The low price point still makes it attractive to many who might use this on a casual basis.
A brand that is well known for its satellite navigation systems, Navman produces a large range of dashcams.
The Mivue 840 has a separate second camera for recording rear end incidents. The rear camera is usually fitted near the boot handle and wired to the front unit for power and recording.
The main camera uses a WQHD lens (1600P) and a full high-definition (1080P) lens in the rear. The unit packs features well beyond simply recording what occurs on the road.
GPS is built in and will track and tag your video’s location automatically, and Wi-Fi is on board to automatically send recordings to your smartphone or allow you to view videos from your phone for easy sharing.
The dashcam uses GPS to inform you about upcoming fixed speed and red light cameras, and has Advanced Driver Assistance Systems (ADAS) to help prevent forward collisions or lane departure.
These alerts are displayed on the 2.7-inch display and audible so you can focus on the road.
In our experience we were impressed with how it handled daylight and rapid adjustment in light and dark zones, such as driving through a tunnel.
We were hoping for better night performance, with bright lights blowing out the image more than expected.
With the rear camera requiring some fitment we excluded it from the test. It would be excellent to see dashcam makers use the 12V port often featured in the boot of modern cars so the rear camera could operate independently.
Uniden has cameras in products ranging from baby monitors to security cameras. Its dashcam range is extensive –the premium 85R is what we put to the test.
Slightly smaller than the previous two models tested, the Uniden features a 4K (2160P) camera on the front and a full high-definition (1080P) on the rear unit.
Similar to the Navman, the rear camera needs to be installed with the cabling run through the cabin for connection.
Where the Navig8r and Navman use suction to adhere to the windscreen, the Uniden uses 3M adhesive which is strong enough to swing from. Fortunately there are two mounts included so you can move the camera to another car easily, but the mount will likely stay with your car for life.
The Uniden has a 2.4-inch display on its back which can also display speed and red light camera warnings, along with your current GPS speed.
GPS and Wi-Fi connectivity is also included, aligning it closely with the Navman on features. The 4K resolution on the front camera is a burden on the storage card due to the larger file sizes, and playback on your computer can be difficult.

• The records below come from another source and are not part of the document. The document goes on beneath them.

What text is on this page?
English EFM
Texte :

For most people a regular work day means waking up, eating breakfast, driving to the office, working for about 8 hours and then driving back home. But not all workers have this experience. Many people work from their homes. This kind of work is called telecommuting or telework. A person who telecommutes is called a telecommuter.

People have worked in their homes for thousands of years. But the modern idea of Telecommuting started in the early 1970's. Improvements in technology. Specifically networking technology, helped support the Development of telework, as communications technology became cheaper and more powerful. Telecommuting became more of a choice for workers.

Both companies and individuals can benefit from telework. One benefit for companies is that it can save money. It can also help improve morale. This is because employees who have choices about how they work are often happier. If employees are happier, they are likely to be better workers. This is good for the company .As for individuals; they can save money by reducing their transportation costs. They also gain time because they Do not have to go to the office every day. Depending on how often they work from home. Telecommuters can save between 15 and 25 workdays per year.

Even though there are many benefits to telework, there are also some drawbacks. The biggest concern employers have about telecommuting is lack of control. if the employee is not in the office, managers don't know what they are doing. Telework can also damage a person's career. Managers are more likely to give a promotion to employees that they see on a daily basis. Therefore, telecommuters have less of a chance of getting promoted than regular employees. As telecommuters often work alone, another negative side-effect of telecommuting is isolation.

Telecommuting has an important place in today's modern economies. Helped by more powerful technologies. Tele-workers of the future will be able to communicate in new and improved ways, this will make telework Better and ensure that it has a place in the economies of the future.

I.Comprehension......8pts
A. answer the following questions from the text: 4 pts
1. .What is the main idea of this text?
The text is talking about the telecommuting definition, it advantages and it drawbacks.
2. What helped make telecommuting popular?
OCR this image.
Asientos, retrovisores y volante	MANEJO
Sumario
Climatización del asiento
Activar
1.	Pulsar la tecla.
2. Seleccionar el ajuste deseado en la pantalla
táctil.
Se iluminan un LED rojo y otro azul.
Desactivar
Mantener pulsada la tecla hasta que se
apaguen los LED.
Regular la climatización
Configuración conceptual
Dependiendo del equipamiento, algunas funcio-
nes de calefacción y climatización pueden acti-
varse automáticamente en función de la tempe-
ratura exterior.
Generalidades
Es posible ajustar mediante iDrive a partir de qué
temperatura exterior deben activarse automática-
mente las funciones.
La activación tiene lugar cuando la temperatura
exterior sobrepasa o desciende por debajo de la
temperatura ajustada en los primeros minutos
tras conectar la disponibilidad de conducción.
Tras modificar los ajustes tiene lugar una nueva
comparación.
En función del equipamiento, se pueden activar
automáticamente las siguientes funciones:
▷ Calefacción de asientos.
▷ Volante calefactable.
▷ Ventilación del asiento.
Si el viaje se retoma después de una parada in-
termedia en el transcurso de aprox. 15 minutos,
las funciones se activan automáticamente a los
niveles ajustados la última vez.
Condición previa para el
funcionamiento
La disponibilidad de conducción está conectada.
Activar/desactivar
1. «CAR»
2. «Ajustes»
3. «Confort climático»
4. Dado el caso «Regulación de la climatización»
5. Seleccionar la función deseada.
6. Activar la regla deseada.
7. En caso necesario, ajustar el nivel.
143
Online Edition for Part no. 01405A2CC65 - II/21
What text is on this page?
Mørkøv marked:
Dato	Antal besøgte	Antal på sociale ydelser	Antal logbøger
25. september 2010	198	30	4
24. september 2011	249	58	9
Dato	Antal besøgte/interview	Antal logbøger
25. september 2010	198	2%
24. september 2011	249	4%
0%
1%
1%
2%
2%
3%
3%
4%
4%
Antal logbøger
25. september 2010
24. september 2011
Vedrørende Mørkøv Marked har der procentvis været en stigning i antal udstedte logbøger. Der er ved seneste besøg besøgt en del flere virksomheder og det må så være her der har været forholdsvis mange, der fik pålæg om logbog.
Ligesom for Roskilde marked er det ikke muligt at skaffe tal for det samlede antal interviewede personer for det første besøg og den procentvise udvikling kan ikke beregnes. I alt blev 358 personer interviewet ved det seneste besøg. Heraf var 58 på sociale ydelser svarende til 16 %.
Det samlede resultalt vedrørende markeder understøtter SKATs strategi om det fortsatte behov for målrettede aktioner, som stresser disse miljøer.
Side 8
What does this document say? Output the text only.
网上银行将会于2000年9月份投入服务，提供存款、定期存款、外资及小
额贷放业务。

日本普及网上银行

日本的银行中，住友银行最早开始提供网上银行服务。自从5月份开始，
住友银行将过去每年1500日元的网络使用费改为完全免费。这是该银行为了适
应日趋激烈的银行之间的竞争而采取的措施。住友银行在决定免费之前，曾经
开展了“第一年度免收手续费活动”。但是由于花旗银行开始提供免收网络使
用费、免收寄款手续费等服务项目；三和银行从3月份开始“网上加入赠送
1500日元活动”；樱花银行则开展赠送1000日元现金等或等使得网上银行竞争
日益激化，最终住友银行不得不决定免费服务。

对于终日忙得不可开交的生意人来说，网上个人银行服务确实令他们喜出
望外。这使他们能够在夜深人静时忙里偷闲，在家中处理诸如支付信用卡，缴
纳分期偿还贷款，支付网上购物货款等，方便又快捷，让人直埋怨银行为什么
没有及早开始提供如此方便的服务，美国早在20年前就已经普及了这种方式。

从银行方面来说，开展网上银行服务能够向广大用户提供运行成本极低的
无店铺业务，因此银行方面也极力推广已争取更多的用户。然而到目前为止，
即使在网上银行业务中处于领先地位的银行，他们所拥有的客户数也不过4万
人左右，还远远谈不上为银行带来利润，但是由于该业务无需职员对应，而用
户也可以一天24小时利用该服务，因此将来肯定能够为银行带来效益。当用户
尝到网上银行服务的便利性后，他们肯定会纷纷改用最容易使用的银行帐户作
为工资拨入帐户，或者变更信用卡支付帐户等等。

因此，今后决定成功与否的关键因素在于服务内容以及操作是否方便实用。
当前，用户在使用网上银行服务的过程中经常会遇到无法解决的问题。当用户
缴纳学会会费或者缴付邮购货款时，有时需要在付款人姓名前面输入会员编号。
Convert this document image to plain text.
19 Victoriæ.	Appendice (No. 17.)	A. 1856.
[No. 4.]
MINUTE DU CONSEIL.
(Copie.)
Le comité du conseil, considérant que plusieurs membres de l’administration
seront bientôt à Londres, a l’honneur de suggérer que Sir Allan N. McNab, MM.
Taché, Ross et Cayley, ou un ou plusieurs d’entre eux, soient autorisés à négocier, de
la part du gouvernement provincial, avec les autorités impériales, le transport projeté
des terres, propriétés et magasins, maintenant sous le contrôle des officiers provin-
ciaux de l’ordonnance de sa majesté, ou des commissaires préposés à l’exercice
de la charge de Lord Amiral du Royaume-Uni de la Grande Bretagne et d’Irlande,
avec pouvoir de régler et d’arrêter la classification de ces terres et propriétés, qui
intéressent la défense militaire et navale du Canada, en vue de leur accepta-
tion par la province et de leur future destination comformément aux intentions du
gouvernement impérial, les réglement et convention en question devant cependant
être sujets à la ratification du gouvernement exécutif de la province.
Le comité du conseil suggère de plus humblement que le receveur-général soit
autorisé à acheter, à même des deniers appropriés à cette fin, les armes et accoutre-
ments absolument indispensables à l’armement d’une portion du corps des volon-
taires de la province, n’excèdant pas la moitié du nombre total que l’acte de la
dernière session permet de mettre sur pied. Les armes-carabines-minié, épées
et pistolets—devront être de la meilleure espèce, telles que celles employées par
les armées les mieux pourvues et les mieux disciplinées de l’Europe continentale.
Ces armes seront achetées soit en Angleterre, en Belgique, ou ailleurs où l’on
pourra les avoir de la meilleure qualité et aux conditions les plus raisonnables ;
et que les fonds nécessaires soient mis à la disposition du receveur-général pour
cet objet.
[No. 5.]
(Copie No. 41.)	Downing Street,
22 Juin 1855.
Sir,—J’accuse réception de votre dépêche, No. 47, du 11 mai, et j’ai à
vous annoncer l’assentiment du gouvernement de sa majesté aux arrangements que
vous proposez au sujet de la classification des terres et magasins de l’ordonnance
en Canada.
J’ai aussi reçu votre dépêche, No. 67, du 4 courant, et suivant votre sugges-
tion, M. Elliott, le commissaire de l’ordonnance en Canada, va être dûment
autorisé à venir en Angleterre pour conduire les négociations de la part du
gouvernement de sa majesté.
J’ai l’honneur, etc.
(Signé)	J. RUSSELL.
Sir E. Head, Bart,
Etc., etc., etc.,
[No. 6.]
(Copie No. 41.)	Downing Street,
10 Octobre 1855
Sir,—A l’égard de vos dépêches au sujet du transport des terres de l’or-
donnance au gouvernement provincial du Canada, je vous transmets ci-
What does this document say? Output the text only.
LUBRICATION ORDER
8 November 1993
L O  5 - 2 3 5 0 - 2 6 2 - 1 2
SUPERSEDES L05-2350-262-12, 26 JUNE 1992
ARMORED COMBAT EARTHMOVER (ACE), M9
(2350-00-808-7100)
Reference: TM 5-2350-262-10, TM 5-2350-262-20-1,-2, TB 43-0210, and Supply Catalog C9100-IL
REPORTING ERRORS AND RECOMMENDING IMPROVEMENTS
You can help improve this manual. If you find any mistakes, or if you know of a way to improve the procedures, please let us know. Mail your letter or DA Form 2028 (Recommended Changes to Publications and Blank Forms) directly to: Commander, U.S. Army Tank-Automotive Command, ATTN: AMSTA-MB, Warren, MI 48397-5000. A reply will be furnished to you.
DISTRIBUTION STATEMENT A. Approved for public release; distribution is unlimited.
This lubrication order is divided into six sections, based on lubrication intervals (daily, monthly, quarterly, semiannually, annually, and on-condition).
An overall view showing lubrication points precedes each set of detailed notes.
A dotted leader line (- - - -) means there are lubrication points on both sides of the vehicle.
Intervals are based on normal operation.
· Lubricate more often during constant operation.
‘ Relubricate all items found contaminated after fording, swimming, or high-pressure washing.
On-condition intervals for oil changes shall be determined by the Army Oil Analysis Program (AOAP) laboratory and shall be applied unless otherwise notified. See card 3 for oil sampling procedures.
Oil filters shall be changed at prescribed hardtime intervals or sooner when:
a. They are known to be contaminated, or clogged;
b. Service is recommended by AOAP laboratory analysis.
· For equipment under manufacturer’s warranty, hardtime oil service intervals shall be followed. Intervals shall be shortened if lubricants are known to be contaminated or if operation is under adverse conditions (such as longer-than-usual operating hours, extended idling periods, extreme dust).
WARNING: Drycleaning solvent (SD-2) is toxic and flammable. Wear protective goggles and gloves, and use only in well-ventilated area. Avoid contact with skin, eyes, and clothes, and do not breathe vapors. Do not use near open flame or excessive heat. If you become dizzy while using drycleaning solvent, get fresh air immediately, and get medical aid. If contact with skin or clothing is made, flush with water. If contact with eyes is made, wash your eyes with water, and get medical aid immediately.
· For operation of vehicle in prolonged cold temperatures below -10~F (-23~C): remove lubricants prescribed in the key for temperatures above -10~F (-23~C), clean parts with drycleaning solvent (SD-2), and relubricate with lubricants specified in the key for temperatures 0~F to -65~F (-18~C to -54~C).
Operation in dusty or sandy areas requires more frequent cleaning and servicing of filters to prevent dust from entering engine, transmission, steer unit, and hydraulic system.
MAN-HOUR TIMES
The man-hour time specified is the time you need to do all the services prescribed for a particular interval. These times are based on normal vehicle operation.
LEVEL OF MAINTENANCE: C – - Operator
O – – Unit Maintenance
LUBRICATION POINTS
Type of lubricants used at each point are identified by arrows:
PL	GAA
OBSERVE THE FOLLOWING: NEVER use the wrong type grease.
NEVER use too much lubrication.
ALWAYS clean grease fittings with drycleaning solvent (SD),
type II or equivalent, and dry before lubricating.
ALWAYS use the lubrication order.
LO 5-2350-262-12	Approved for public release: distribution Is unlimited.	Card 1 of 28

However, the footage captured was the most true to life and could ‘see’ things that the other cameras didn’t. It’s this detail which could help your case, such as identifying number plates.
At night, the dashcam could handle bright lights from oncoming cars and still produced a high level of detail when lighting wasn’t available.
We think the footage speaks for itself, and the freeze frames from the video give a good representation of the detail.
A dashcam is like an insurance policy, and you don’t know how good the footage is until you need to need it.
When it comes to a portable dashcam it’s hard to ignore the Uniden model for its quality, while the Navman offers more road safety notifications and alerts.
The Navig8r unit is unique with its dual-camera configuration in the one unit, and will surely be a staple for Uber and taxi drivers. Until all vehicles have a dashcam built-in, these are some options to get us by.